In the world of professional wrestling, reminiscing about how nice someone was, is usually said with your head hanging low, lamenting how someone that nice could have ended up so financially destitute.
Immediately followed by stating, “And so honest”, as those 2 things usually go hand-in-hand.
But honest and nice he was and as the touch of death (and the feelings of loss that accompany it) leaves no one untouched, Verne Gagne, Fritz Von Erich and dozens of others in the wrestling world had reached out to Vince Jr. to offer their condolences. As had city officials, politicians, charitable organizations and other people and companies who’d been touched by Vince Sr.’s kindness and generosity.

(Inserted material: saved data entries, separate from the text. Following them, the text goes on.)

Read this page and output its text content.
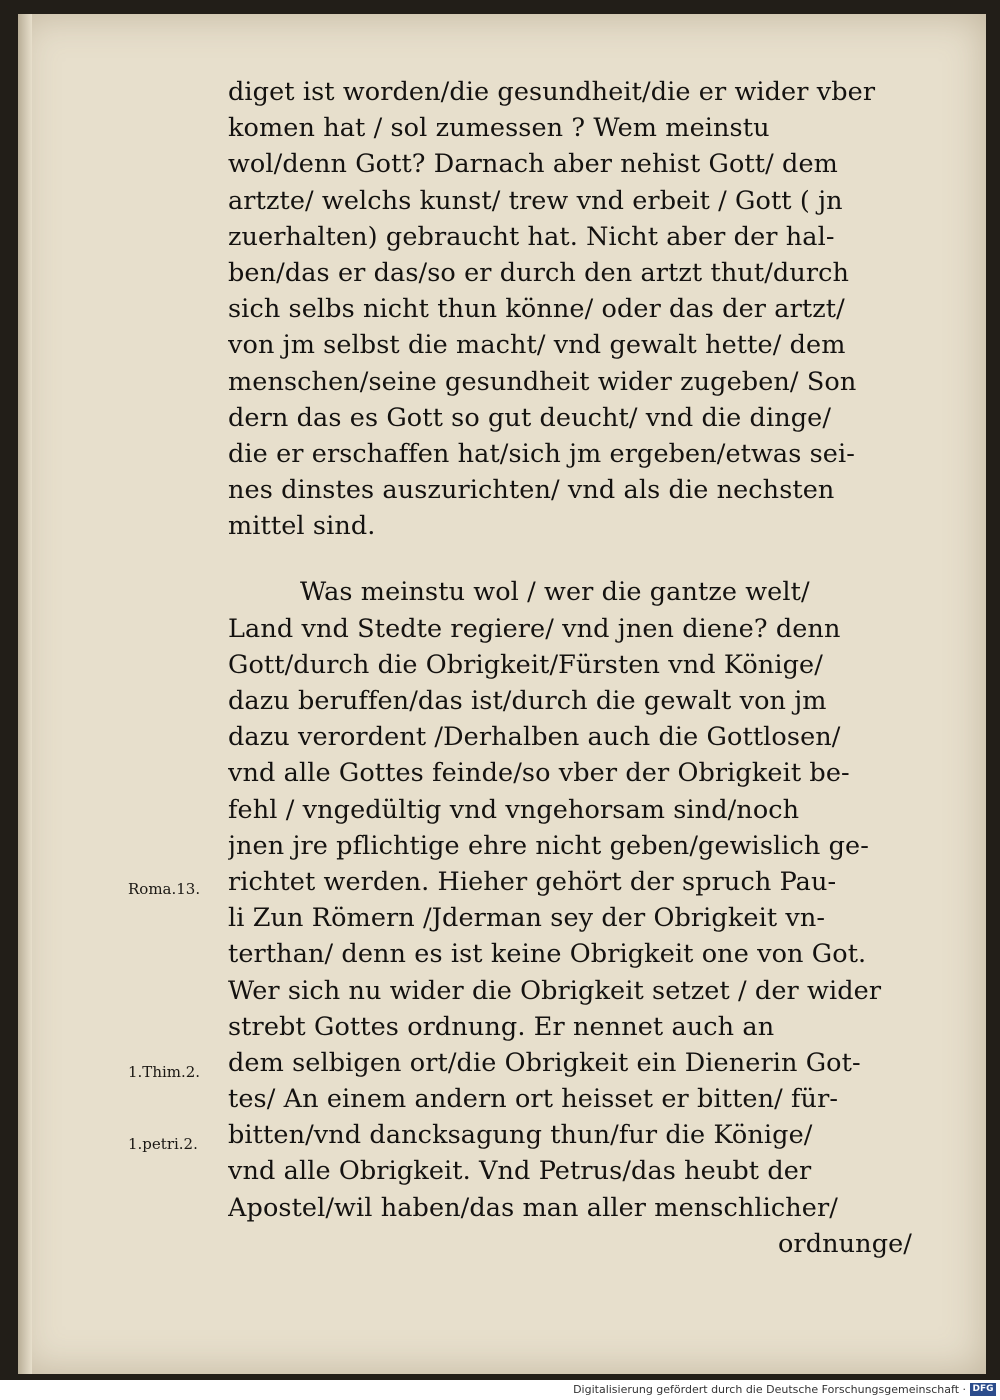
diget ist worden/die gesundheit/die er wider vber
komen hat / sol zumessen ? Wem meinstu
wol/denn Gott? Darnach aber nehist Gott/ dem
artzte/ welchs kunst/ trew vnd erbeit / Gott ( jn
zuerhalten) gebraucht hat. Nicht aber der hal-
ben/das er das/so er durch den artzt thut/durch
sich selbs nicht thun könne/ oder das der artzt/
von jm selbst die macht/ vnd gewalt hette/ dem
menschen/seine gesundheit wider zugeben/ Son
dern das es Gott so gut deucht/ vnd die dinge/
die er erschaffen hat/sich jm ergeben/etwas sei-
nes dinstes auszurichten/ vnd als die nechsten
mittel sind.
Was meinstu wol / wer die gantze welt/
Land vnd Stedte regiere/ vnd jnen diene? denn
Gott/durch die Obrigkeit/Fürsten vnd Könige/
dazu beruffen/das ist/durch die gewalt von jm
dazu verordent /Derhalben auch die Gottlosen/
vnd alle Gottes feinde/so vber der Obrigkeit be-
fehl / vngedültig vnd vngehorsam sind/noch
jnen jre pflichtige ehre nicht geben/gewislich ge-
richtet werden. Hieher gehört der spruch Pau-
li Zun Römern /Jderman sey der Obrigkeit vn-
terthan/ denn es ist keine Obrigkeit one von Got.
Wer sich nu wider die Obrigkeit setzet / der wider
strebt Gottes ordnung. Er nennet auch an
dem selbigen ort/die Obrigkeit ein Dienerin Got-
tes/ An einem andern ort heisset er bitten/ für-
bitten/vnd dancksagung thun/fur die Könige/
vnd alle Obrigkeit. Vnd Petrus/das heubt der
Apostel/wil haben/das man aller menschlicher/
ordnunge/
Roma.13.
1.Thim.2.
1.petri.2.
Digitalisierung gefördert durch die Deutsche Forschungsgemeinschaft · DFG
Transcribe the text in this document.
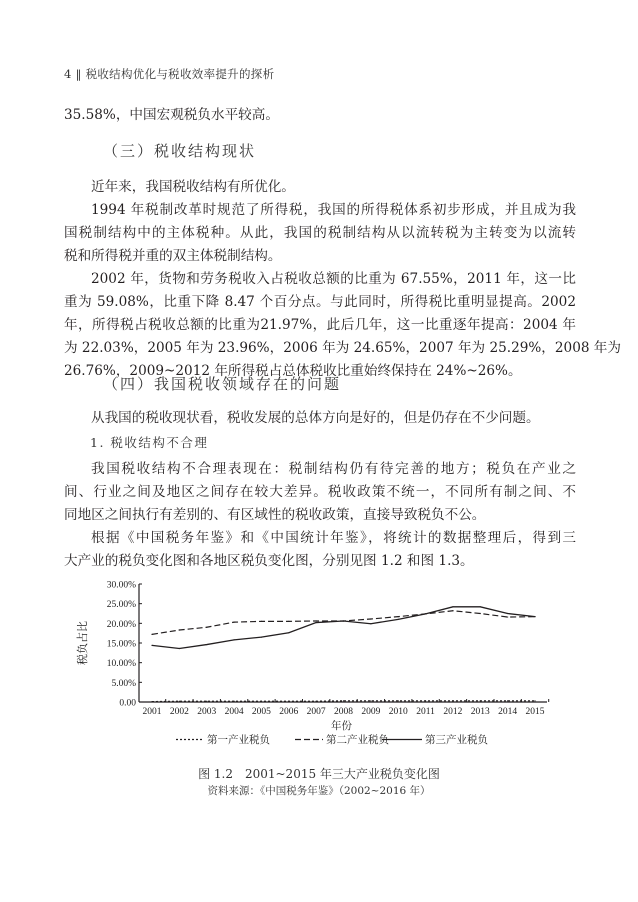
4 ‖ 税收结构优化与税收效率提升的探析

35.58%，中国宏观税负水平较高。

（三）税收结构现状

近年来，我国税收结构有所优化。

1994 年税制改革时规范了所得税，我国的所得税体系初步形成，并且成为我
国税制结构中的主体税种。从此，我国的税制结构从以流转税为主转变为以流转
税和所得税并重的双主体税制结构。
2002 年，货物和劳务税收入占税收总额的比重为 67.55%，2011 年，这一比
重为 59.08%，比重下降 8.47 个百分点。与此同时，所得税比重明显提高。2002
年，所得税占税收总额的比重为21.97%，此后几年，这一比重逐年提高：2004 年
为 22.03%，2005 年为 23.96%，2006 年为 24.65%，2007 年为 25.29%，2008 年为
26.76%，2009~2012 年所得税占总体税收比重始终保持在 24%~26%。
（四）我国税收领域存在的问题

从我国的税收现状看，税收发展的总体方向是好的，但是仍存在不少问题。

1. 税收结构不合理
我国税收结构不合理表现在：税制结构仍有待完善的地方；税负在产业之
间、行业之间及地区之间存在较大差异。税收政策不统一，不同所有制之间、不
同地区之间执行有差别的、有区域性的税收政策，直接导致税负不公。
根据《中国税务年鉴》和《中国统计年鉴》，将统计的数据整理后，得到三
大产业的税负变化图和各地区税负变化图，分别见图 1.2 和图 1.3。
0.00
5.00%
10.00%
15.00%
20.00%
25.00%
30.00%
2001 2002 2003 2004 2005 2006 2007 2008 2009 2010 2011 2012 2013 2014 2015
税负占比
年份
第一产业税负	第二产业税负	第三产业税负
图 1.2　2001~2015 年三大产业税负变化图
资料来源：《中国税务年鉴》（2002~2016 年）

He’d grown up in Harlem and learned the business of promoting boxing, rock concerts and pro wrestling from his father. He’d brought “Capitol Wrestling”, as it was called then, to TV in the 50’s and sold out Northeastern arenas throughout the rest of that decade and all the way into the 70’s. He was the first promoter to consistently pay his wrestlers a cut of the gate. He was beloved.
And – in wrestling and in life – that’s when it hurts the most: When the world is a little worse off because you die; because you were good, honest, nice…beloved.
You had some part in making some part of the world a better place for some length of time and now you’re gone and while memories bring a smile to faces, the loss felt in hearts brings tears to eyes.
But that’s what life and loss is like and life is for the living.
So, the very next day, Vince McMahon Jr. got busy living, as there was much to do.